Accroché à ses souvenirs d'été, assis en tailleur devant le téléviseur, tandis que papa faisait la sieste avant de rouvrir les yeux pour les derniers cols. Ado des années 90 oblige, ma rétine est encore frappée du rose des Once ou des Deutsche Telekom, du Bleu Marine des Festina, du jaune d'Indurain et des pois rouges de Virenque. Les plus anciens, on les rêvait en jouant aux petits coureurs, qui pour les mieux finis, portaient le damier noir et blanc Peugeot, le bleu Ciel Bianchi. Les autres, on les voyait sur les épaules des "coureurs du dimanche", ces fameux passionnés, soudainement épris d'une fureur cycliste tandis que le Tour enflammait nos campagnes, et qui enfilaient leur panoplie de super héros pour des sorties entre copains. Ils ne s'appelaient plus Eric, Bernard ou Thierry, mais Z, Bic ou Banesto quand on les doublait sur la route des vacances. Il ne manquait que la caravane pour les précéder.
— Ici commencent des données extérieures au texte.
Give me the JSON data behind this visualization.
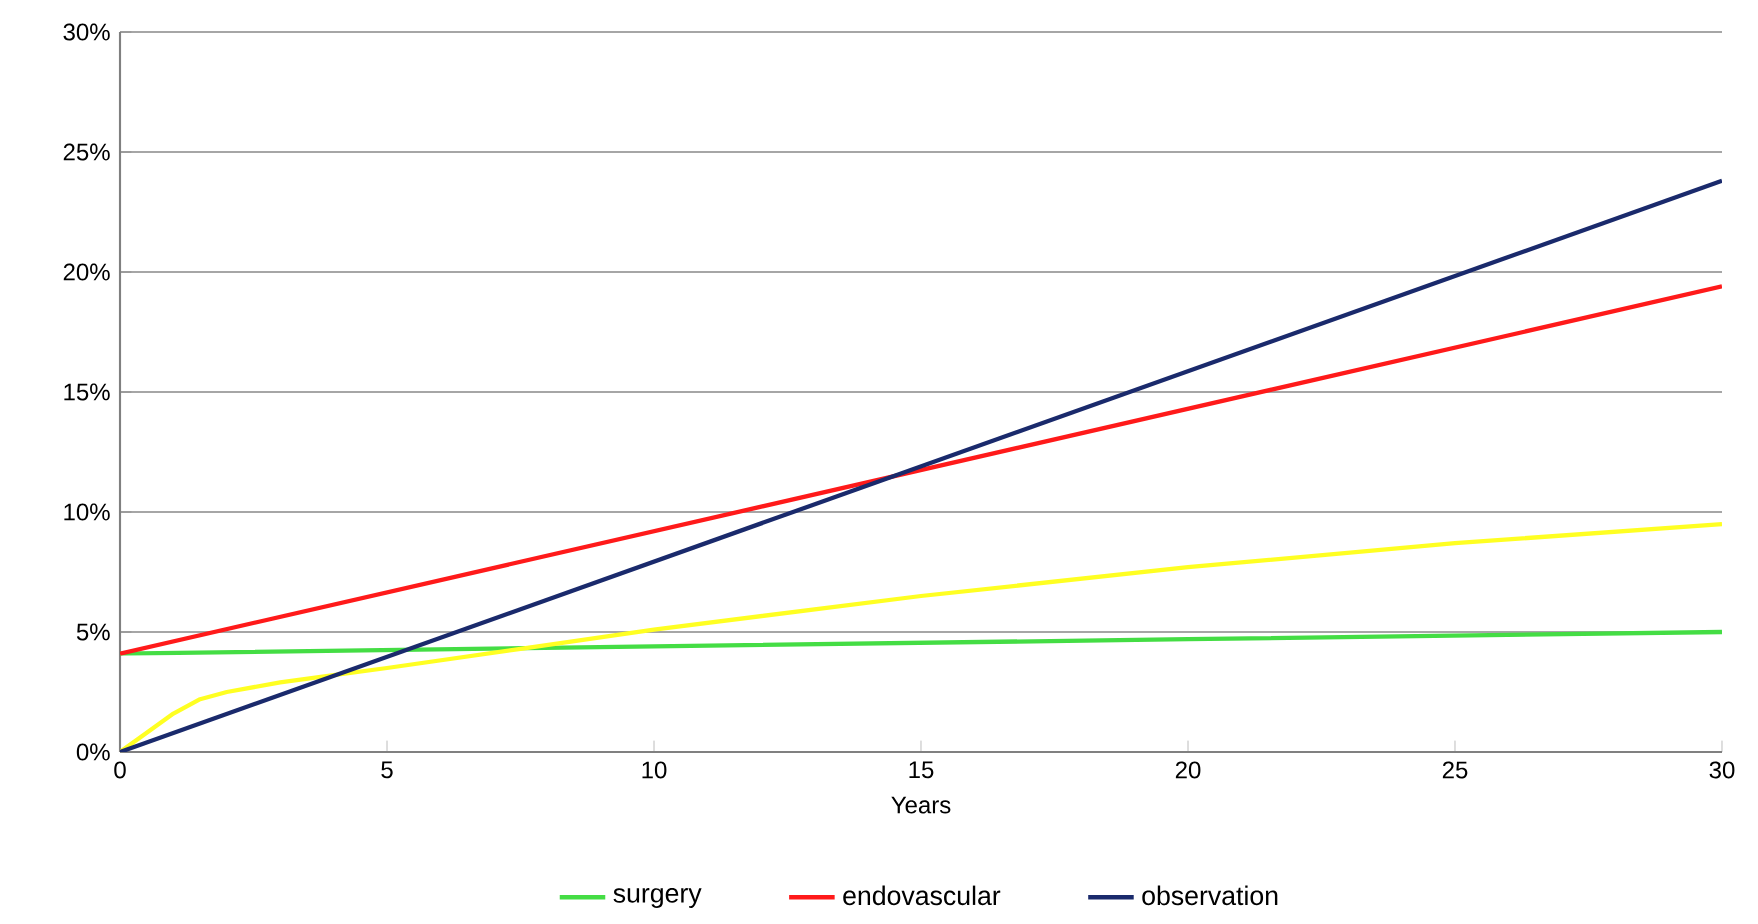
{
  "chart_data": {
    "type": "line",
    "xlabel": "Years",
    "xlim": [
      0,
      30
    ],
    "xticks": [
      0,
      5,
      10,
      15,
      20,
      25,
      30
    ],
    "ylim": [
      0,
      30
    ],
    "yticks": [
      {
        "value": 0,
        "label": "0%"
      },
      {
        "value": 5,
        "label": "5%"
      },
      {
        "value": 10,
        "label": "10%"
      },
      {
        "value": 15,
        "label": "15%"
      },
      {
        "value": 20,
        "label": "20%"
      },
      {
        "value": 25,
        "label": "25%"
      },
      {
        "value": 30,
        "label": "30%"
      }
    ],
    "grid": "y",
    "legend": "bottom",
    "marker": "none",
    "line_style": "solid",
    "series": [
      {
        "name": "surgery",
        "color": "#44dd44",
        "x": [
          0,
          10,
          20,
          30
        ],
        "values": [
          4.1,
          4.4,
          4.7,
          5.0
        ]
      },
      {
        "name": "endovascular",
        "color": "#ff1a1a",
        "x": [
          0,
          30
        ],
        "values": [
          4.1,
          19.4
        ]
      },
      {
        "color": "#ffff22",
        "x": [
          0,
          0.5,
          1,
          1.5,
          2,
          3,
          4,
          5,
          7.5,
          10,
          15,
          20,
          25,
          30
        ],
        "values": [
          0,
          0.8,
          1.6,
          2.2,
          2.5,
          2.9,
          3.2,
          3.5,
          4.3,
          5.1,
          6.5,
          7.7,
          8.7,
          9.5
        ]
      },
      {
        "name": "observation",
        "color": "#1a2a6c",
        "x": [
          0,
          30
        ],
        "values": [
          0,
          23.8
        ]
      }
    ]
  }
}
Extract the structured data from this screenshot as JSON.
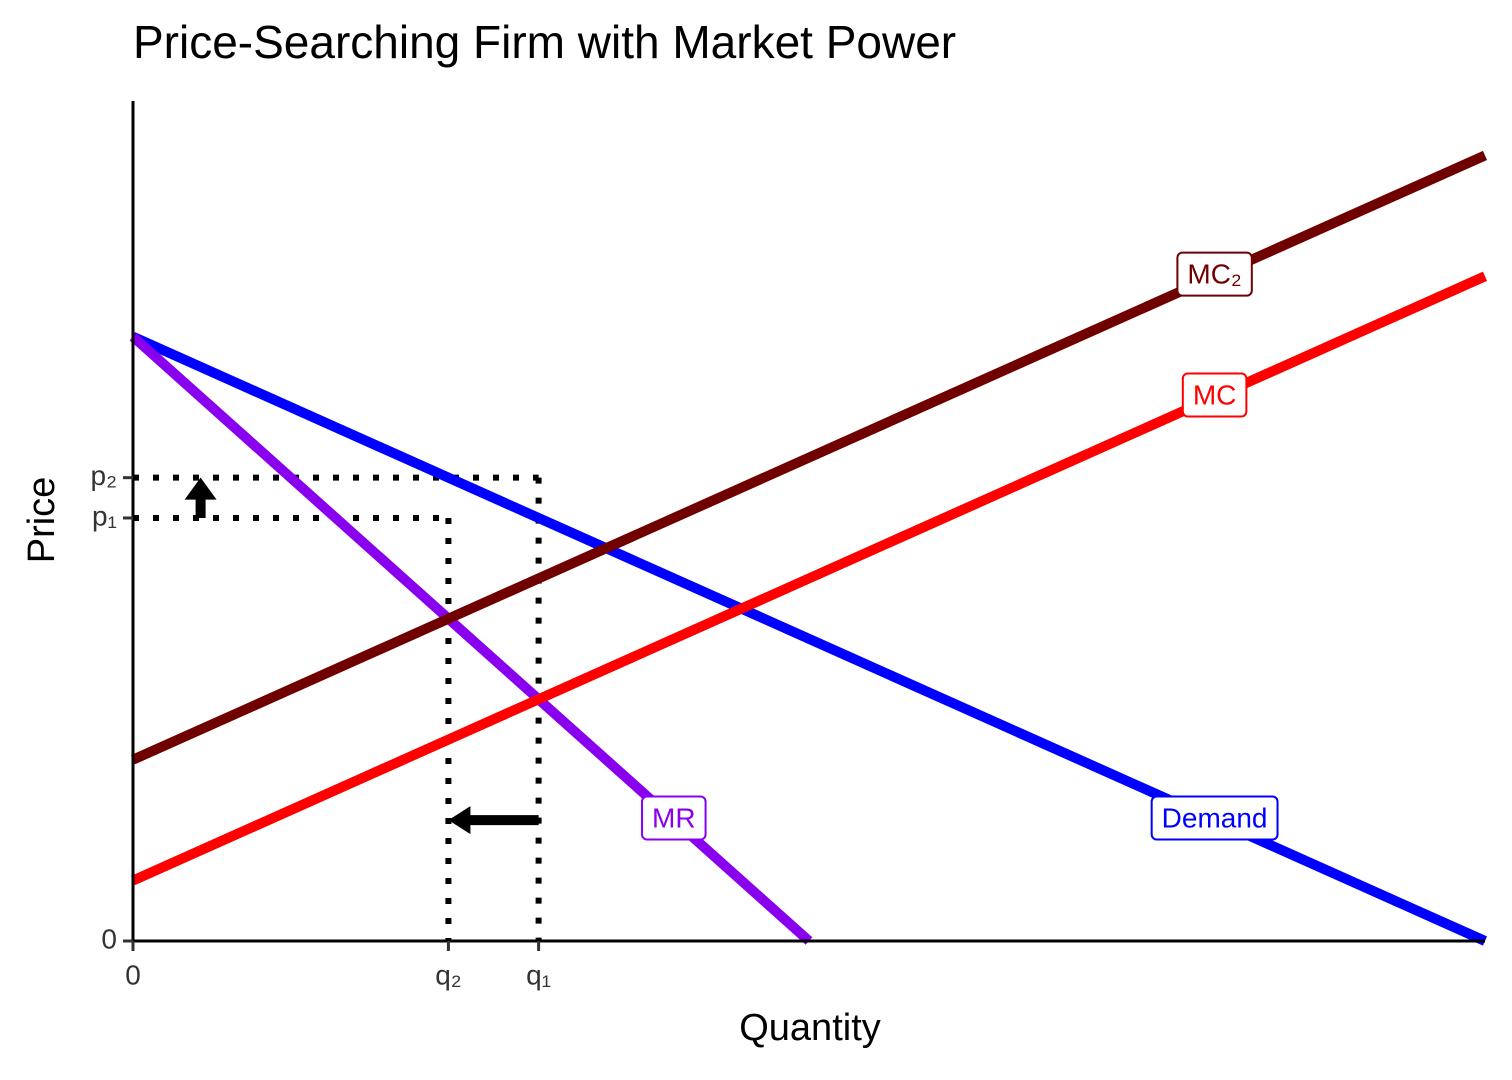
{
  "chart_data": {
    "type": "line",
    "title": "Price-Searching Firm with Market Power",
    "xlabel": "Quantity",
    "ylabel": "Price",
    "xlim": [
      0,
      10
    ],
    "ylim": [
      0,
      13.9
    ],
    "xticks": [
      0,
      {
        "value": 2.333,
        "label": "q₂"
      },
      {
        "value": 3,
        "label": "q₁"
      }
    ],
    "yticks": [
      0,
      {
        "value": 7,
        "label": "p₁"
      },
      {
        "value": 7.667,
        "label": "p₂"
      }
    ],
    "series": [
      {
        "name": "Demand",
        "color": "#0000ff",
        "x": [
          0,
          10
        ],
        "values": [
          10,
          0
        ]
      },
      {
        "name": "MR",
        "color": "#8800ee",
        "x": [
          0,
          5
        ],
        "values": [
          10,
          0
        ]
      },
      {
        "name": "MC",
        "color": "#ff0000",
        "x": [
          0,
          10
        ],
        "values": [
          1,
          11
        ]
      },
      {
        "name": "MC₂",
        "color": "#700000",
        "x": [
          0,
          10
        ],
        "values": [
          3,
          13
        ]
      }
    ]
  }
}
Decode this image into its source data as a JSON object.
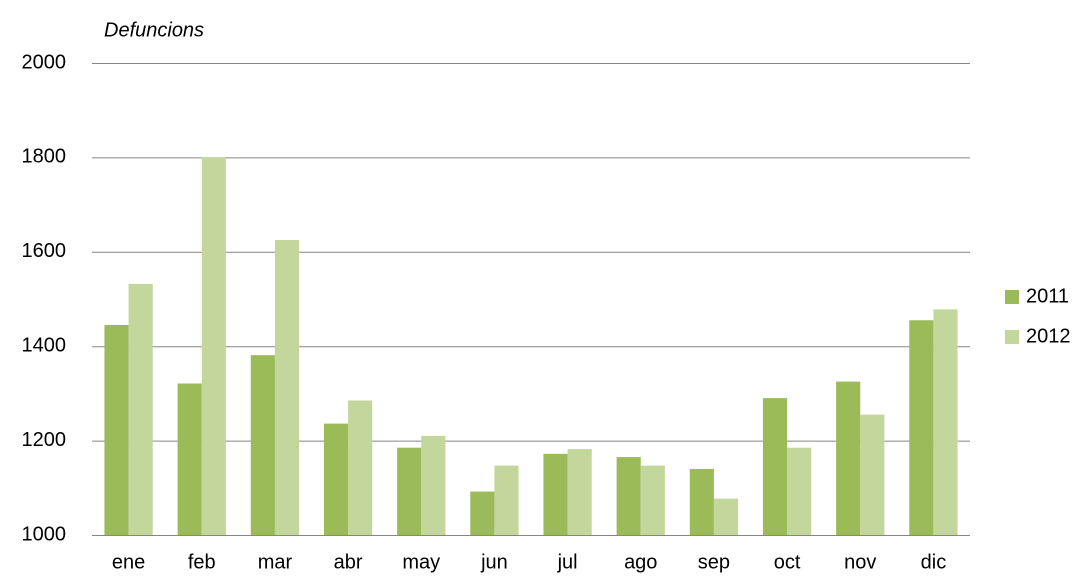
{
  "chart_data": {
    "type": "bar",
    "title": "Defuncions",
    "categories": [
      "ene",
      "feb",
      "mar",
      "abr",
      "may",
      "jun",
      "jul",
      "ago",
      "sep",
      "oct",
      "nov",
      "dic"
    ],
    "series": [
      {
        "name": "2011",
        "color": "#9bbb59",
        "values": [
          1445,
          1321,
          1381,
          1236,
          1185,
          1092,
          1172,
          1165,
          1140,
          1290,
          1325,
          1455
        ]
      },
      {
        "name": "2012",
        "color": "#c3d69b",
        "values": [
          1532,
          1800,
          1625,
          1285,
          1210,
          1147,
          1182,
          1147,
          1077,
          1185,
          1255,
          1478
        ]
      }
    ],
    "ylim": [
      1000,
      2000
    ],
    "yticks": [
      1000,
      1200,
      1400,
      1600,
      1800,
      2000
    ],
    "grid": true,
    "legend": "right"
  }
}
Dans ce hors-série, à l’heure où un jeune Français, Paul Seixas, pourrait demain écrire la légende d’un futur grand maillot d’hier, nous n’allons pas seulement vous parler de morceaux de laine, d’acrylique ou de polyester, de marques, ou de palmarès, mais plutôt vous faire entrer dans le peloton du souvenir, l’échappée de l’émotion. Car si le Tour est un éternel recommencement, une Grande Boucle qui n’en finit plus de boucler, nos mémoires sont un peu plus capricieuses.
Il n’est jamais mauvais d’aller un peu les réveiller.